What they did not see or hear was Plante, his jersey spotted with blood and now wearing the seven stitches needed to repair his ugly wound, telling coach Blake in the Canadiens dressing room he planned to return to the ice wearing his cream-colored, plexiglass mask. He had worn it several times during practices, but up to that night there was never any question about wearing it during a game. Not when two points were at stake. Blake wanted no part of a goalie mask.
"If I can't wear it," Plante told him, "I won't play."
A coach's word always was the last word in those days. Not with Plante. Not at a time when teams didn't have the luxury of a backup goaltender. Blake's argument was that Plante would lose sight of the puck whenever it fell between his feet. But if, as threatened, Plante refused to play without a mask, what was Blake to do? He lost the argument to his goalie.
The teams were scoreless when the injury to Plante occurred 3:06 into the game. Play resumed after a delay of 21 minutes and, as you'd expect, Rangers players were astonished to see Plante wearing the mask. So were the Rangers. Few, if any, among them realized Plante was putting a new face of sorts on NHL history.
Players didn't wear helmets in those years, yet here was a goaltender wearing a full-face mask–the first to do so. For the record, Montreal Maroons goaltender Clint Benedict had worn a leather half-mask for a brief time in 1930, after a puck smashed his nose and cheekbone. But Benedict played with the half-mask for only a few games.
Nineteen seconds after referee Eddie Powers dropped the puck as the Nov. 1, 1959 game resumed at the Garden, the Rangers' Camille Henry drew the game's first penalty, a minor for hooking.
At 8:57, Canadiens defenseman Junior Langlois was assessed a high-sticking minor, but the game remained scoreless until the final minute of the period when Dickie Moore scored a power-play goal 62 seconds following a charging call on the Rangers' Jim Bartlett. Maurice Richard and defenseman Johnson assisted on the goal.
André Pronovost scored early in the second period on assists from Phil Goyette and Claude Provost. Then Geoffrion beat Gump Worsley late in the period, the assists going to Béliveau and Marcel Bonin.
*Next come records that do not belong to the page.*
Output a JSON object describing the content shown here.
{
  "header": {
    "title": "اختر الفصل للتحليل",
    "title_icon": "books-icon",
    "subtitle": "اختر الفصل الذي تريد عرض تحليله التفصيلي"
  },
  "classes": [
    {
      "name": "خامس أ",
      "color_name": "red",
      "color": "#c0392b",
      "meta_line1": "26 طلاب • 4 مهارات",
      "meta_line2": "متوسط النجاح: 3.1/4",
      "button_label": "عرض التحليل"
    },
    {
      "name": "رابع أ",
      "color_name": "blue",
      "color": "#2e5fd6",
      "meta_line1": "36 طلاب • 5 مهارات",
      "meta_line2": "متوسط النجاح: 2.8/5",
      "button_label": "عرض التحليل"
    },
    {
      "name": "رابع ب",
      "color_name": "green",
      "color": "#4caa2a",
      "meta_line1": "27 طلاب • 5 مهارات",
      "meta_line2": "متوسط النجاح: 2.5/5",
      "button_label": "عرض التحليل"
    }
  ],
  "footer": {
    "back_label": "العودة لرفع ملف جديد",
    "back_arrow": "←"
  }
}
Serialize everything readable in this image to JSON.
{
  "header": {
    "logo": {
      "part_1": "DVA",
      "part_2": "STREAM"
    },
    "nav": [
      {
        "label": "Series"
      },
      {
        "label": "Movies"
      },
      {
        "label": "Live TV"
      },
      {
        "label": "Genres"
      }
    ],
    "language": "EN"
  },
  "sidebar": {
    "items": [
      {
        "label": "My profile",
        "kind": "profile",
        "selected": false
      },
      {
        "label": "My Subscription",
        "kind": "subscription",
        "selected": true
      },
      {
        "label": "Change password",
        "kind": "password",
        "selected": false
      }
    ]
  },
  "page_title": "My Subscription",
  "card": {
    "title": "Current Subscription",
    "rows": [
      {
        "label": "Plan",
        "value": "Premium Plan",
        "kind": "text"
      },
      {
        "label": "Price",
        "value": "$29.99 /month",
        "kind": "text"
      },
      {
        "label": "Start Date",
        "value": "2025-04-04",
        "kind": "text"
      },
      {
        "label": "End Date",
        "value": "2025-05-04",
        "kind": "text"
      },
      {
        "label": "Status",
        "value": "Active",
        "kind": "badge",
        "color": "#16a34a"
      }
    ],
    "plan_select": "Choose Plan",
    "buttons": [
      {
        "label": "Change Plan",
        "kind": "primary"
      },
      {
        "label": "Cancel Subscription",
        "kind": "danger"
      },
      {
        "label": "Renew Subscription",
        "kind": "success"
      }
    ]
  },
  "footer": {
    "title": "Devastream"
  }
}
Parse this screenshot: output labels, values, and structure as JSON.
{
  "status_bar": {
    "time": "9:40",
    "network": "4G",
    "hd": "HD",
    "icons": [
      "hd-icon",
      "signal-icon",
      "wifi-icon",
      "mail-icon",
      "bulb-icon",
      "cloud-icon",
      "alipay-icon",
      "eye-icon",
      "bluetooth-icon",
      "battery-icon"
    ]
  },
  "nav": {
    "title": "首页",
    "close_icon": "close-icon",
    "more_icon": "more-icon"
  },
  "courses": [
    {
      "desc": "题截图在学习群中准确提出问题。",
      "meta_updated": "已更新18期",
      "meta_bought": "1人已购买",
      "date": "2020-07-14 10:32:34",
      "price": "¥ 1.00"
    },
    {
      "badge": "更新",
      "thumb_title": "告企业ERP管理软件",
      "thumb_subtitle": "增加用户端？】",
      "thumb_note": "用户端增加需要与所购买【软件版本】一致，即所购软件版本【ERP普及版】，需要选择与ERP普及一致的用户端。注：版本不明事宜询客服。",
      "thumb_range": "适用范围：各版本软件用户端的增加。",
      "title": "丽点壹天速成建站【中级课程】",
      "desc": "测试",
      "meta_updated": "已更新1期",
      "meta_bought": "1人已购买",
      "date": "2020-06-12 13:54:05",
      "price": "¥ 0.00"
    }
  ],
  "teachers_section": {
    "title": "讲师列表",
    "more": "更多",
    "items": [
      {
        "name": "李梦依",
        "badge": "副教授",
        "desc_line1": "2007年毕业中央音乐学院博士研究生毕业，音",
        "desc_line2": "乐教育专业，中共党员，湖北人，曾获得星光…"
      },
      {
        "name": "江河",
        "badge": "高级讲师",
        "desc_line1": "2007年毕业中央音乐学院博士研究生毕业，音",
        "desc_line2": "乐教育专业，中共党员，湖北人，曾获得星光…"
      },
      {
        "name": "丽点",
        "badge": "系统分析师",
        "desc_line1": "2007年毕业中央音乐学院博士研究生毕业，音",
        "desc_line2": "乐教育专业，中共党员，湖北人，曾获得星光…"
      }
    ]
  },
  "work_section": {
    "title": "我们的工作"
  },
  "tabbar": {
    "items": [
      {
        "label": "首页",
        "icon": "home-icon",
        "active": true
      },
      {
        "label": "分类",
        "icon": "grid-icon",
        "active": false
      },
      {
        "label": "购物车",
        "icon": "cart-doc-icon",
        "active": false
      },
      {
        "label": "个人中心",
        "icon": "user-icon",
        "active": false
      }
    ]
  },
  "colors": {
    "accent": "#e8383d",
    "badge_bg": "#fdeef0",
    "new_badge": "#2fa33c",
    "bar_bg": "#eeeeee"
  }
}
Henry finally scored on the masked man 10:36 into the final period. The final: Canadiens 3, Rangers 1.
Plante was the best goaltender of his time and perhaps of any time. No goaltender of that era knew more about the game. Nobody knew the opposition's strong and weak points as well as he did. Nobody analyzed a game better–or even as well. Plante was aware that the fewer shots he faced in a game, the better he had to be. And he was.
In New York, player-coach Harvey not only led the team to the playoffs for the first time in four seasons, but also won the Norris Trophy a seventh time. It was a trade that stunned everyone. All of them, that is, except Plante, who was pelted with questions about the move prior to the start of the 1961–62 season.
"Now that Harvey is gone, how are you going to do without him?" he was asked.
"I don't have to tell you what Doug meant to the team while we were winning all those Stanley Cups," Plante promptly replied. "He was by far the best in the league and still is. Tell you what, though: I'm gonna win the Vézina this season without Harvey."
Even without Harvey, the Canadiens went on to finish first in the six-team NHL with 98 points, 13 ahead of Toronto and 23 more than third-place Chicago. But the Canadiens were eliminated in a stunning, first-round upset by the Blackhawks in six games. But, as promised, Plante won the Vézina in his first full season wearing a mask.